Dan Weiss(compositions, ds, tabla, vo, per) Thomas Morgan(b) Jacob Sacks(p) Matt Mitchell(key, p, glockenspiel, org, vib) Miles Okazaki(g, vocal per) Stephen Celluci(per, vocal per) Katie Andrews(harp) Anna Webber(fl, alto fl) David Binney(as) Miguel Zenon(as) Ohad Talmor(ts) Jacob Garchik(tb, tuba) Ben Gerstein(tb) Judith Berkson(vo) Lana Is(vo) Jen Shyu(vo)


ダン・ワイスの「Fourteen」(14年3月30日参照)に次ぐ、pi recordigs 2作目。前作は総勢14人のラージアンサンブルだったが、今回はそこにフルートのアンナ・ウェバー(この人は本来サックス奏者でもある)とアルトサックスのミゲル・ゼノーンが加わり、3人の女声ヴォーカルのうち2人が交代、その結果総勢は2人増の16人、作品タイトルがここから取られているのは同様のようだ。

副題が「ドラマー組曲」となっている通り、全7曲のうち、冒頭のドラムソロを除く6曲が、それぞれレジェンドドラマー(全員故人)たちに捧げられている。列記すると、エルヴィン(・ジョーンズ)、マックス(・ローチ)、トニー(・ウィリアムス)、フィリー・ジョー(・ジョーンズ)、クルック(=ケニー・クラーク)、エド(・ブラックウェル)といった具合だ。
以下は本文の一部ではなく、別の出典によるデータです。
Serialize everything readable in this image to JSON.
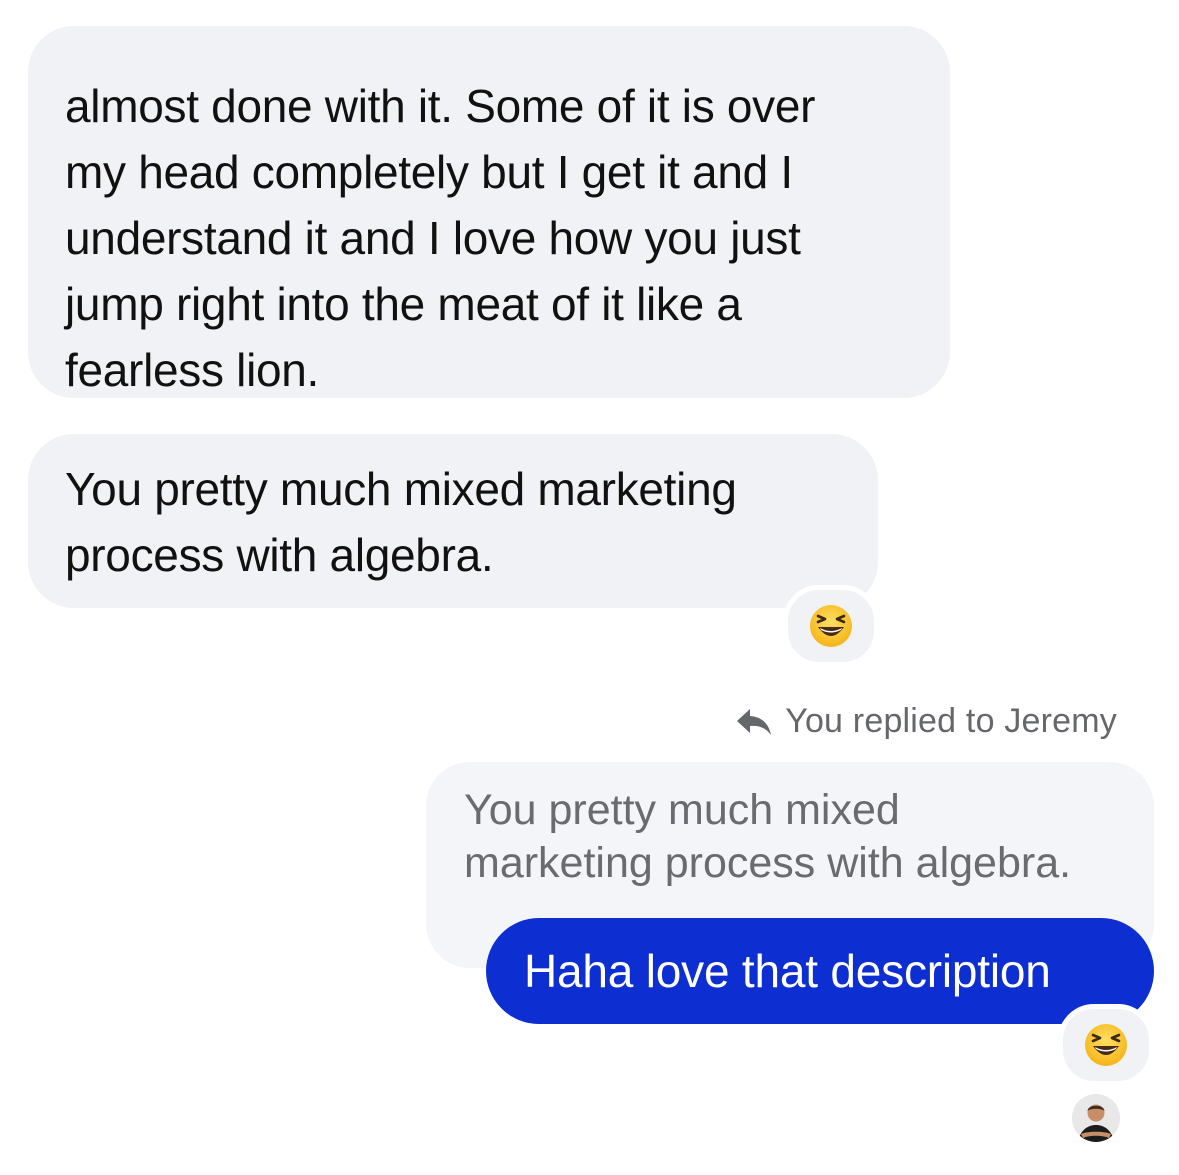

ライナーノートによれば、各曲はそれぞれの演奏家たちが過去に残した音源のリズム断片(4~13秒)に想を得たとのこと。元の音源にあたるようなことはしていないが、言われてみれば、エルヴィン、マックス、トニー、エドあたりはたしかにそんな気がしないでもない、という感じである。ここでリズム分析でもしてみせればレビューに箔が付くのだろうが、私はリズム音痴なのでそういうことは詳しい人にお任せする。

で、結局わたしが最も気に入り心に刻みつけられたのは、3人の女声コーラス(実はこういうの大好物)とピアノ(キーボード含む)によるノスタルジーというかエレジーあふれるメロディーだったりするのだから、わたしの感性とやらは相変わらずいいかげんなものである。


ところで、ダン・ワイスのホームページのディスコグラフィーには「Fourteen」と「Sixteen」のほか、「Thirteen」と「Fifteen」という単語も見える。「Thirteen」はアリ・ホーニグとの連名で『Coming Soon』となっているが、「Fifteen」は2月にリリースされたことになっているので、おそらく「Sixteen」の間違いか、当初は15人の予定が1人増えたのではあるまいか。だとしたらアンナとミゲルのどちらが、その1人なのか想像してみるのも一興かもしれない。